Boris Johnson may be forced to reimpose lockdown restrictions in the autumn if Covid cases continue to spiral, former Health Secretary Jeremy Hunt has warned.
Speaking on BBC Radio 4’s Today programme, Mr Hunt said the situation facing the NHS is “very serious” with rapidly increasing numbers of hospital admissions.
The UK recorded a further 51,870 infections yesterday — marking the highest figure since 11 January and 60 per cent increase over the past seven days.
The number of people admitted to hospital with Covid has also doubled over the past three weeks, with 717 new admissions recorded yesterday.
Mr Hunt, chairman of the Commons Health and Social Care Committee, said “the warning light on the NHS dashboard is not flashing amber, it is flashing red”.
He added: “If they [cases] are still going up as the schools are coming back I think we are going to have to reconsider some very difficult decisions. How we behave over the next few weeks will have a material difference.”
He urged the Government to make urgent changes to the NHS Covid app amid reports that people are deleting it to avoid having to self-isolate.
It comes after Transport Secretary Grant Shapps said last week that ministers are looking at reducing the “sensitivity” of the app, after more than 500,000 people were pinged last week alone.
The NHS Covid app notifies anybody who has spent more than 15 minutes at a two metre distance from somebody who has tested positive for Covid.
Mr Shapps said the Government would consider increasing both the distance and duration of what counts as a Covid contact to avoid a so-called “pingdemic”.

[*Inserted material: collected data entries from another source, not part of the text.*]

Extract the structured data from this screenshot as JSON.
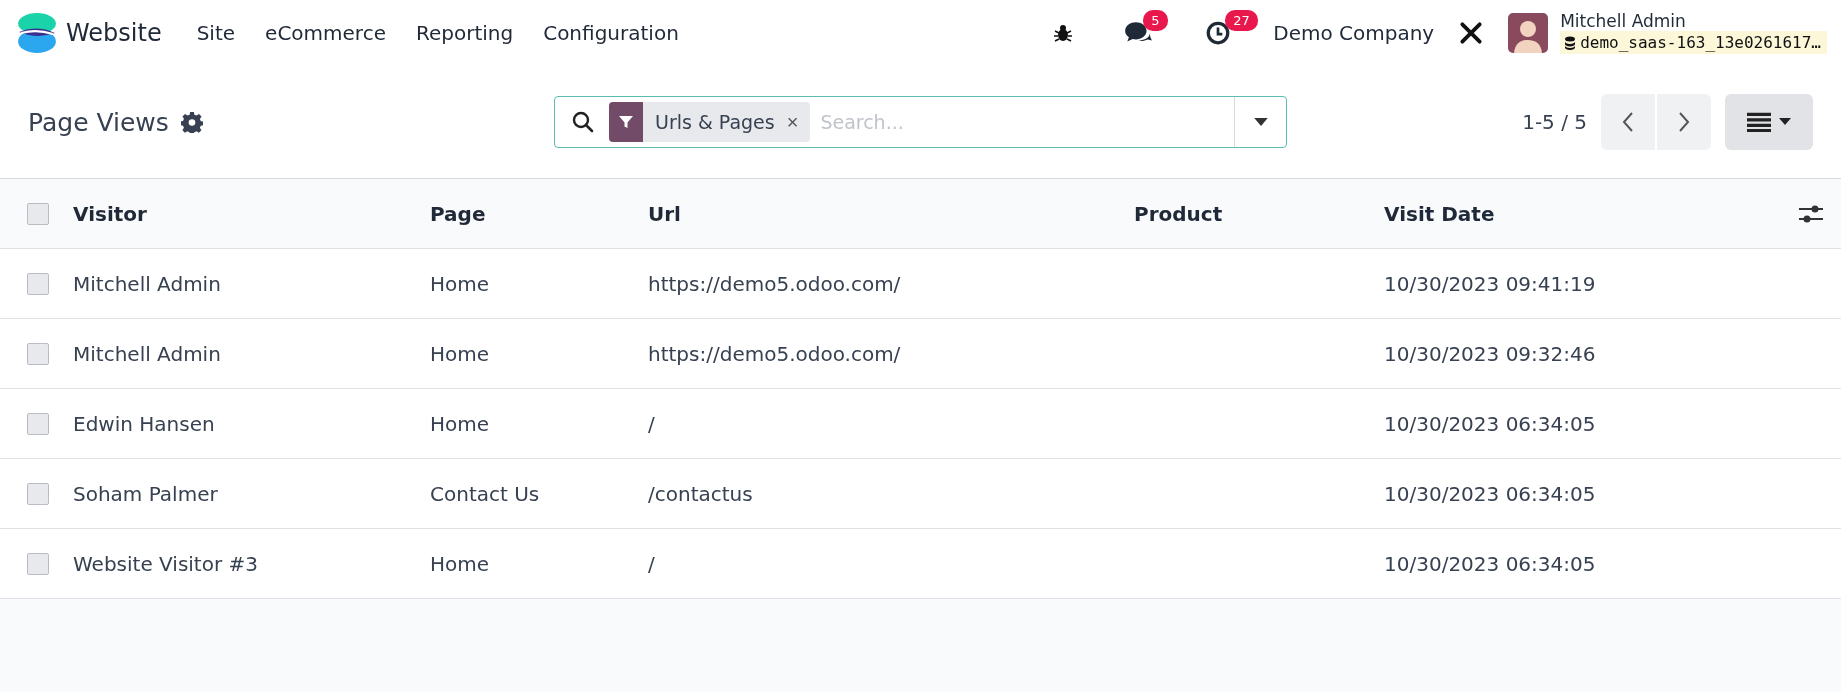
{
  "navbar": {
    "app_name": "Website",
    "menus": [
      "Site",
      "eCommerce",
      "Reporting",
      "Configuration"
    ],
    "messages_count": "5",
    "activities_count": "27",
    "company": "Demo Company",
    "user": {
      "name": "Mitchell Admin",
      "database": "demo_saas-163_13e0261617…"
    }
  },
  "control_panel": {
    "title": "Page Views",
    "search": {
      "facets": [
        {
          "label": "Urls & Pages",
          "remove": "×"
        }
      ],
      "placeholder": "Search..."
    },
    "pager": "1-5 / 5"
  },
  "table": {
    "select_all_checked": false,
    "columns": [
      "Visitor",
      "Page",
      "Url",
      "Product",
      "Visit Date"
    ],
    "rows": [
      {
        "checked": false,
        "cells": [
          "Mitchell Admin",
          "Home",
          "https://demo5.odoo.com/",
          "",
          "10/30/2023 09:41:19"
        ]
      },
      {
        "checked": false,
        "cells": [
          "Mitchell Admin",
          "Home",
          "https://demo5.odoo.com/",
          "",
          "10/30/2023 09:32:46"
        ]
      },
      {
        "checked": false,
        "cells": [
          "Edwin Hansen",
          "Home",
          "/",
          "",
          "10/30/2023 06:34:05"
        ]
      },
      {
        "checked": false,
        "cells": [
          "Soham Palmer",
          "Contact Us",
          "/contactus",
          "",
          "10/30/2023 06:34:05"
        ]
      },
      {
        "checked": false,
        "cells": [
          "Website Visitor #3",
          "Home",
          "/",
          "",
          "10/30/2023 06:34:05"
        ]
      }
    ]
  }
}
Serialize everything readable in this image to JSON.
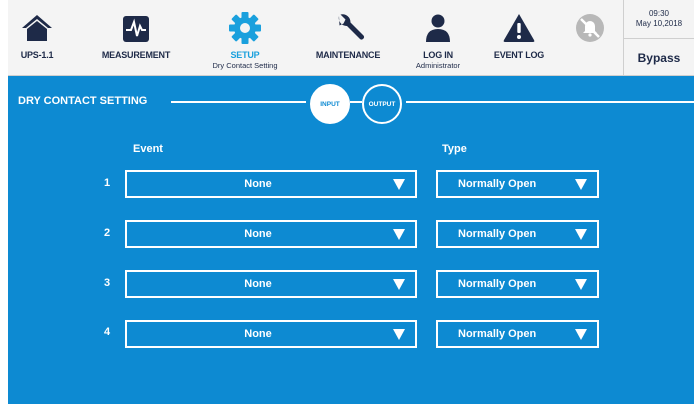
{
  "nav": {
    "ups": {
      "label": "UPS-1.1",
      "icon": "home-icon"
    },
    "measurement": {
      "label": "MEASUREMENT",
      "icon": "waveform-icon"
    },
    "setup": {
      "label": "SETUP",
      "sub": "Dry Contact Setting",
      "icon": "gear-icon"
    },
    "maintenance": {
      "label": "MAINTENANCE",
      "icon": "wrench-icon"
    },
    "login": {
      "label": "LOG IN",
      "sub": "Administrator",
      "icon": "user-icon"
    },
    "eventlog": {
      "label": "EVENT LOG",
      "icon": "warning-icon"
    },
    "mute": {
      "icon": "buzzer-muted-icon"
    }
  },
  "status": {
    "time": "09:30",
    "date": "May 10,2018",
    "mode": "Bypass"
  },
  "section": {
    "title": "DRY CONTACT SETTING",
    "input_label": "INPUT",
    "output_label": "OUTPUT",
    "selected_tab": "INPUT"
  },
  "table": {
    "event_header": "Event",
    "type_header": "Type",
    "rows": [
      {
        "num": "1",
        "event": "None",
        "type": "Normally Open"
      },
      {
        "num": "2",
        "event": "None",
        "type": "Normally Open"
      },
      {
        "num": "3",
        "event": "None",
        "type": "Normally Open"
      },
      {
        "num": "4",
        "event": "None",
        "type": "Normally Open"
      }
    ]
  },
  "colors": {
    "panel_blue": "#0d8ad2",
    "nav_dark": "#1e2a48",
    "accent_blue": "#1aa0dd",
    "muted_gray": "#b8b8b8"
  }
}
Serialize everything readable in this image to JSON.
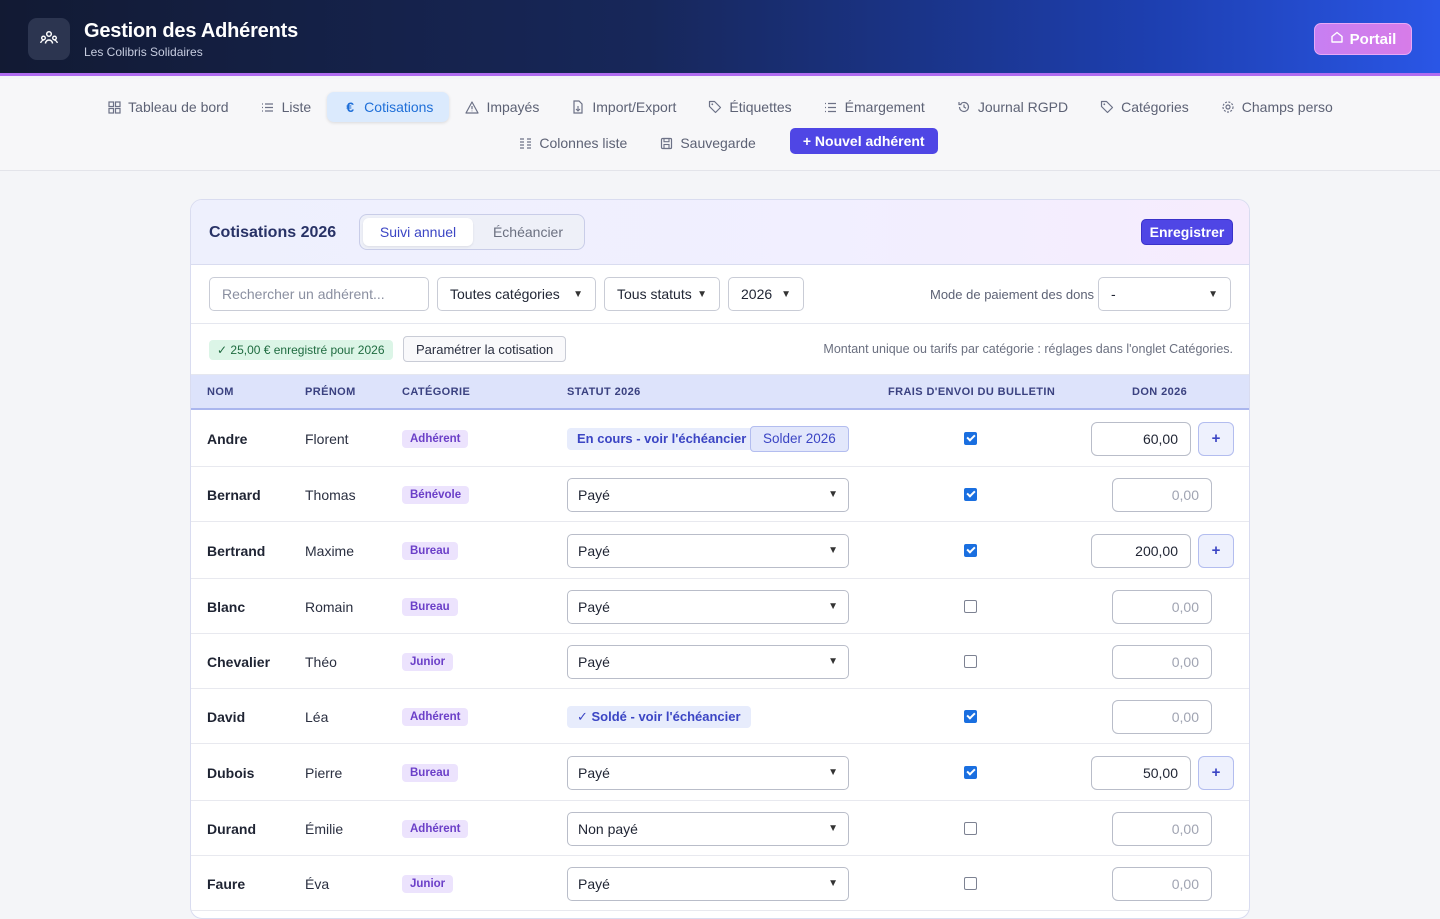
{
  "header": {
    "title": "Gestion des Adhérents",
    "subtitle": "Les Colibris Solidaires",
    "portal_label": "Portail"
  },
  "nav": {
    "row1": [
      {
        "label": "Tableau de bord",
        "icon": "dashboard-icon"
      },
      {
        "label": "Liste",
        "icon": "list-icon"
      },
      {
        "label": "Cotisations",
        "icon": "euro-icon",
        "active": true
      },
      {
        "label": "Impayés",
        "icon": "warning-icon"
      },
      {
        "label": "Import/Export",
        "icon": "file-transfer-icon"
      },
      {
        "label": "Étiquettes",
        "icon": "tag-icon"
      },
      {
        "label": "Émargement",
        "icon": "checklist-icon"
      },
      {
        "label": "Journal RGPD",
        "icon": "history-icon"
      },
      {
        "label": "Catégories",
        "icon": "tag-icon"
      },
      {
        "label": "Champs perso",
        "icon": "gear-icon"
      }
    ],
    "row2": [
      {
        "label": "Colonnes liste",
        "icon": "columns-icon"
      },
      {
        "label": "Sauvegarde",
        "icon": "save-icon"
      }
    ],
    "new_member_label": "+ Nouvel adhérent"
  },
  "card": {
    "title": "Cotisations 2026",
    "tab_annual": "Suivi annuel",
    "tab_schedule": "Échéancier",
    "save_label": "Enregistrer"
  },
  "filters": {
    "search_placeholder": "Rechercher un adhérent...",
    "category": "Toutes catégories",
    "status": "Tous statuts",
    "year": "2026",
    "don_mode_label": "Mode de paiement des dons",
    "don_mode_value": "-"
  },
  "info": {
    "badge": "✓ 25,00 € enregistré pour 2026",
    "param_button": "Paramétrer la cotisation",
    "note": "Montant unique ou tarifs par catégorie : réglages dans l'onglet Catégories."
  },
  "columns": {
    "nom": "NOM",
    "prenom": "PRÉNOM",
    "categorie": "CATÉGORIE",
    "statut": "STATUT 2026",
    "frais": "FRAIS D'ENVOI DU BULLETIN",
    "don": "DON 2026"
  },
  "rows": [
    {
      "nom": "Andre",
      "prenom": "Florent",
      "categorie": "Adhérent",
      "status_type": "link",
      "status": "En cours - voir l'échéancier",
      "solder": "Solder 2026",
      "frais": true,
      "don": "60,00",
      "has_plus": true
    },
    {
      "nom": "Bernard",
      "prenom": "Thomas",
      "categorie": "Bénévole",
      "status_type": "select",
      "status": "Payé",
      "frais": true,
      "don": "0,00",
      "has_plus": false
    },
    {
      "nom": "Bertrand",
      "prenom": "Maxime",
      "categorie": "Bureau",
      "status_type": "select",
      "status": "Payé",
      "frais": true,
      "don": "200,00",
      "has_plus": true
    },
    {
      "nom": "Blanc",
      "prenom": "Romain",
      "categorie": "Bureau",
      "status_type": "select",
      "status": "Payé",
      "frais": false,
      "don": "0,00",
      "has_plus": false
    },
    {
      "nom": "Chevalier",
      "prenom": "Théo",
      "categorie": "Junior",
      "status_type": "select",
      "status": "Payé",
      "frais": false,
      "don": "0,00",
      "has_plus": false
    },
    {
      "nom": "David",
      "prenom": "Léa",
      "categorie": "Adhérent",
      "status_type": "link",
      "status": "✓ Soldé - voir l'échéancier",
      "frais": true,
      "don": "0,00",
      "has_plus": false
    },
    {
      "nom": "Dubois",
      "prenom": "Pierre",
      "categorie": "Bureau",
      "status_type": "select",
      "status": "Payé",
      "frais": true,
      "don": "50,00",
      "has_plus": true
    },
    {
      "nom": "Durand",
      "prenom": "Émilie",
      "categorie": "Adhérent",
      "status_type": "select",
      "status": "Non payé",
      "frais": false,
      "don": "0,00",
      "has_plus": false
    },
    {
      "nom": "Faure",
      "prenom": "Éva",
      "categorie": "Junior",
      "status_type": "select",
      "status": "Payé",
      "frais": false,
      "don": "0,00",
      "has_plus": false
    }
  ],
  "colors": {
    "accent": "#4f46e5",
    "header_start": "#121a33",
    "header_end": "#2a56e6",
    "portal": "#c77ff2",
    "category_badge": "#ece3fd"
  }
}
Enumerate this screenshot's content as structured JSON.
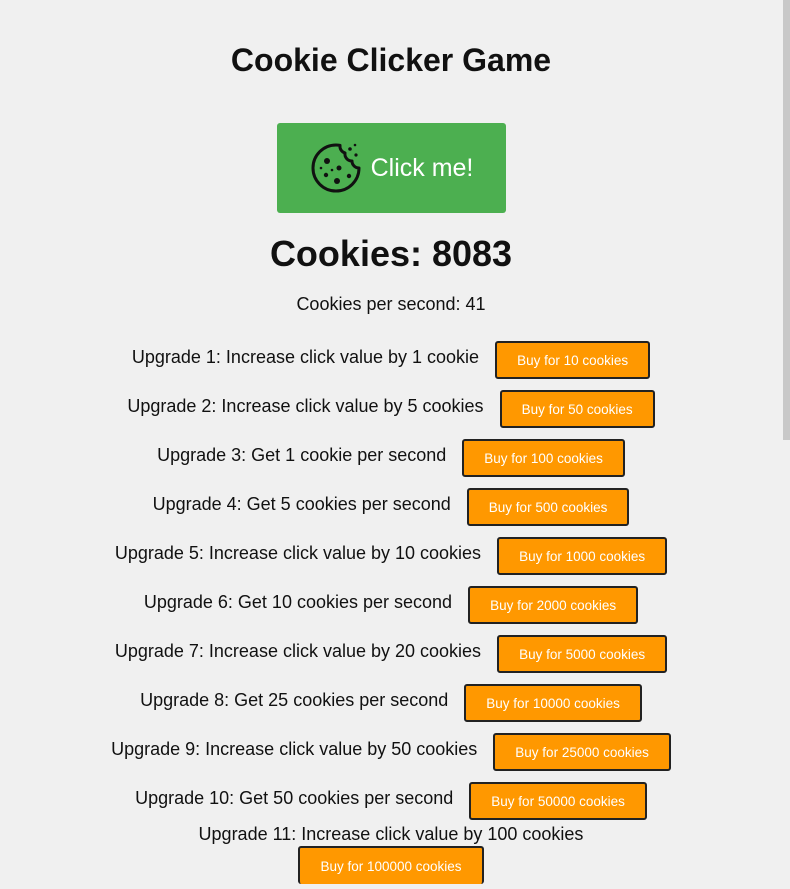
{
  "title": "Cookie Clicker Game",
  "click_button": {
    "icon": "cookie-icon",
    "label": "Click me!"
  },
  "cookies": {
    "label": "Cookies: 8083"
  },
  "cps": {
    "label": "Cookies per second: 41"
  },
  "upgrades": [
    {
      "label": "Upgrade 1: Increase click value by 1 cookie",
      "button": "Buy for 10 cookies"
    },
    {
      "label": "Upgrade 2: Increase click value by 5 cookies",
      "button": "Buy for 50 cookies"
    },
    {
      "label": "Upgrade 3: Get 1 cookie per second",
      "button": "Buy for 100 cookies"
    },
    {
      "label": "Upgrade 4: Get 5 cookies per second",
      "button": "Buy for 500 cookies"
    },
    {
      "label": "Upgrade 5: Increase click value by 10 cookies",
      "button": "Buy for 1000 cookies"
    },
    {
      "label": "Upgrade 6: Get 10 cookies per second",
      "button": "Buy for 2000 cookies"
    },
    {
      "label": "Upgrade 7: Increase click value by 20 cookies",
      "button": "Buy for 5000 cookies"
    },
    {
      "label": "Upgrade 8: Get 25 cookies per second",
      "button": "Buy for 10000 cookies"
    },
    {
      "label": "Upgrade 9: Increase click value by 50 cookies",
      "button": "Buy for 25000 cookies"
    },
    {
      "label": "Upgrade 10: Get 50 cookies per second",
      "button": "Buy for 50000 cookies"
    },
    {
      "label": "Upgrade 11: Increase click value by 100 cookies",
      "button": "Buy for 100000 cookies"
    }
  ],
  "colors": {
    "background": "#f0f0f0",
    "click_button": "#4caf50",
    "buy_button": "#ff9800",
    "text": "#111111"
  }
}
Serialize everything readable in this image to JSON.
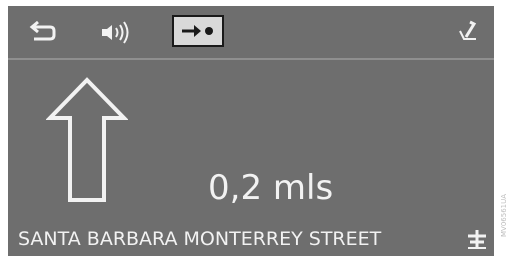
{
  "guidance": {
    "distance": "0,2 mls",
    "street": "SANTA BARBARA MONTERREY STREET"
  },
  "icons": {
    "back": "back-arrow-icon",
    "voice": "speaker-volume-icon",
    "route_mode": "arrow-to-destination-icon",
    "pin": "pin-icon",
    "maneuver": "straight-arrow-icon",
    "highway": "highway-junction-icon"
  },
  "colors": {
    "screen_bg": "#6e6e6e",
    "foreground": "#f2f2f2",
    "selected_bg": "#d9d9d9"
  },
  "image_code": "MV06561UA"
}
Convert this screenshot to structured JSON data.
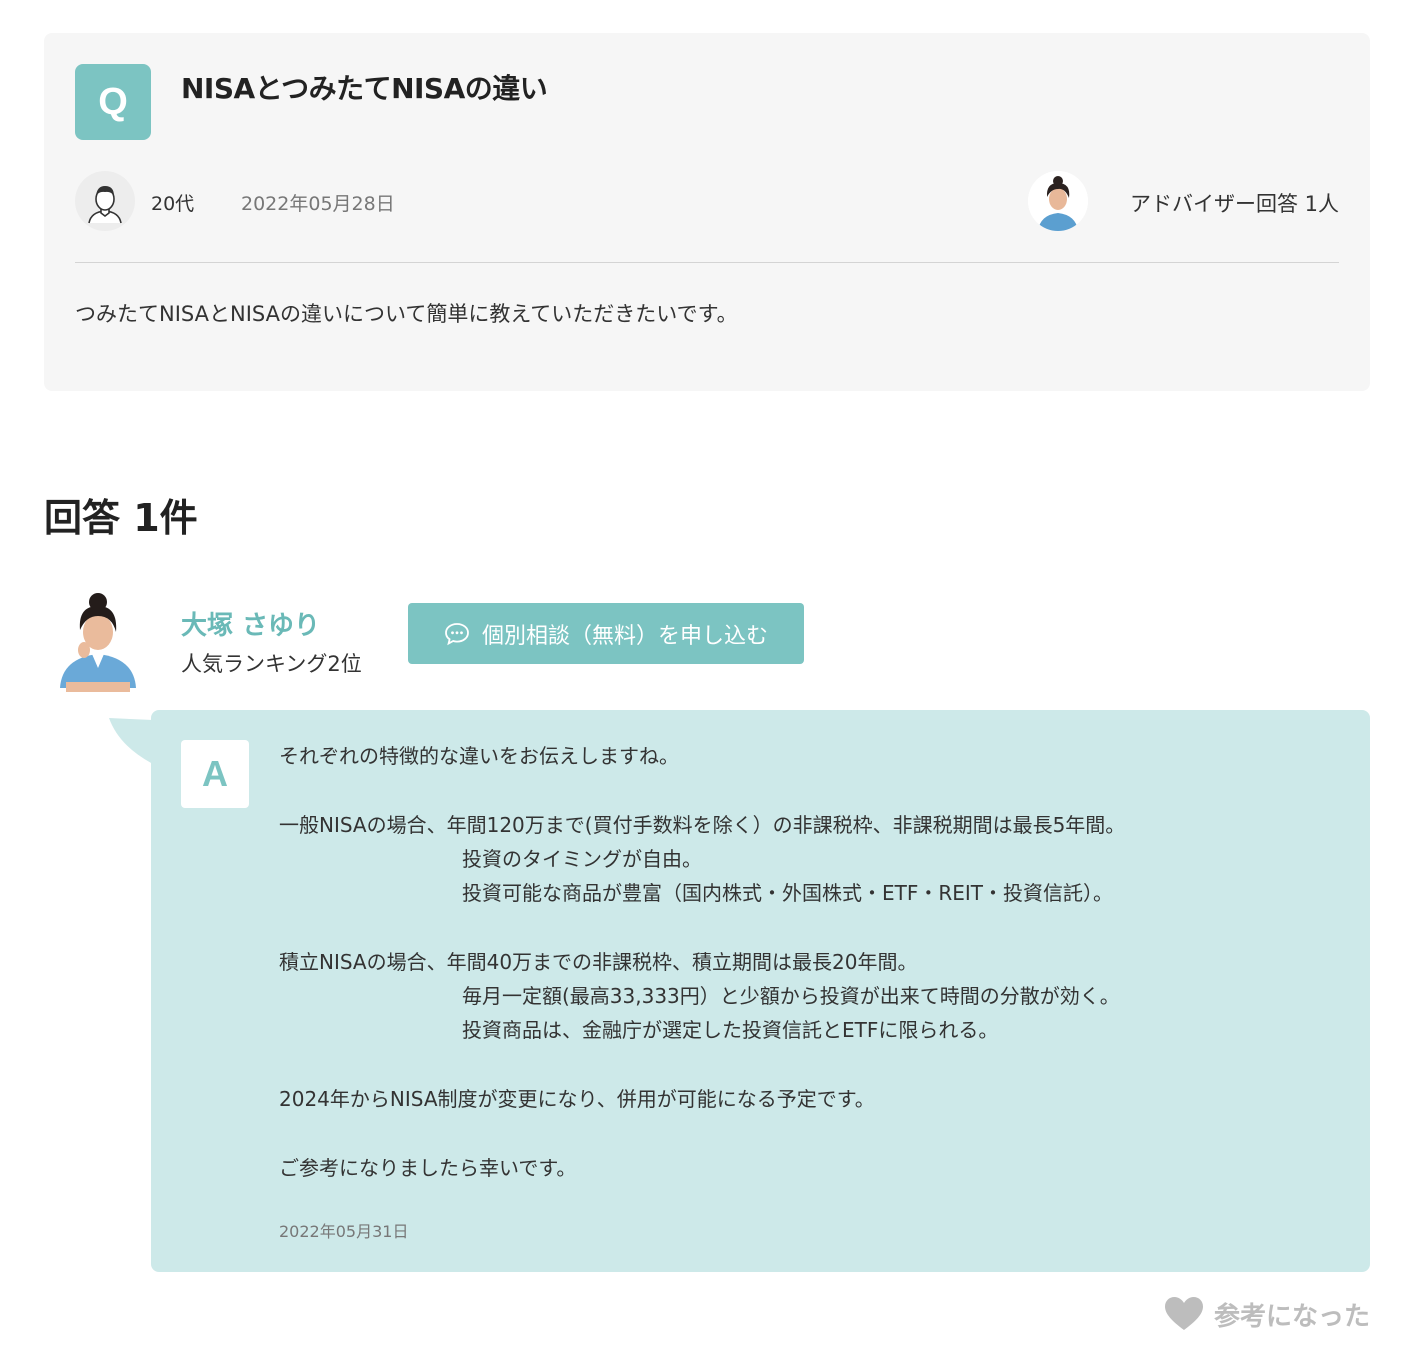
{
  "question": {
    "badge": "Q",
    "title": "NISAとつみたてNISAの違い",
    "asker_age": "20代",
    "date": "2022年05月28日",
    "advisor_answer_count": "アドバイザー回答 1人",
    "body": "つみたてNISAとNISAの違いについて簡単に教えていただきたいです。"
  },
  "answers": {
    "heading": "回答 1件",
    "items": [
      {
        "advisor_name": "大塚 さゆり",
        "rank": "人気ランキング2位",
        "consult_button": "個別相談（無料）を申し込む",
        "badge": "A",
        "lines": [
          "それぞれの特徴的な違いをお伝えしますね。",
          "",
          "一般NISAの場合、年間120万まで(買付手数料を除く）の非課税枠、非課税期間は最長5年間。",
          "投資のタイミングが自由。",
          "投資可能な商品が豊富（国内株式・外国株式・ETF・REIT・投資信託）。",
          "",
          "積立NISAの場合、年間40万までの非課税枠、積立期間は最長20年間。",
          "毎月一定額(最高33,333円）と少額から投資が出来て時間の分散が効く。",
          "投資商品は、金融庁が選定した投資信託とETFに限られる。",
          "",
          "2024年からNISA制度が変更になり、併用が可能になる予定です。",
          "",
          "ご参考になりましたら幸いです。"
        ],
        "date": "2022年05月31日",
        "helpful_label": "参考になった"
      }
    ]
  },
  "colors": {
    "accent": "#7cc4c2",
    "answer_bg": "#cde9e9",
    "question_bg": "#f6f6f6"
  }
}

However, scientists have cautioned that loosening the app’s metrics while infections are raging “is like switching off the smoke alarm when the fire is burning”.
“The problem is the fire, not the fire alarm,” said Dr Deepti Gurdasani, epidemiologist at Queen Mary University in London.
Professor John Edmunds, a member of the Scientific Advisory Group for Emergencies (Sage), added that the UK is facing a period of prolonged Covid-19 infection as the lifting of restrictions goes ahead in England on Monday.
The London School of Hygiene and Tropical Medicine professor said “this wave of the epidemic will be quite long and drawn out,” adding that cases could reach 100,000 a day within weeks.
“We are at about 50,000 a day now. The epidemic has been doubling roughly every two weeks and so if we allow things as they are for another couple of weeks you could expect it to get to 100,000 cases a day,” he told the Today programme.
Professor Edmunds echoed criticism from world leaders that the Prime Minister acted prematurely in ploughing ahead with plans to lift restrictions on 19 July before the whole population has been vaccinated.
From Monday, nightclubs will reopen and masks will no longer be mandatory in indoor settings, as all social distancing restrictions are due to be scrapped in England.
“That is going to lead to infections in the unvaccinated people — primarily in this instance the younger individuals. It is inevitable that that was going to happen,” said Professor Edmunds.
More than 1,200 scientists from around the world have rallied together to condemn England’s unlocking on Monday, claiming it poses a major threat to the global fight against Covid.
They argued that it will provide fertile territory for the emergence of vaccine-resistant variants, with the Delta variant already ripping across the globe.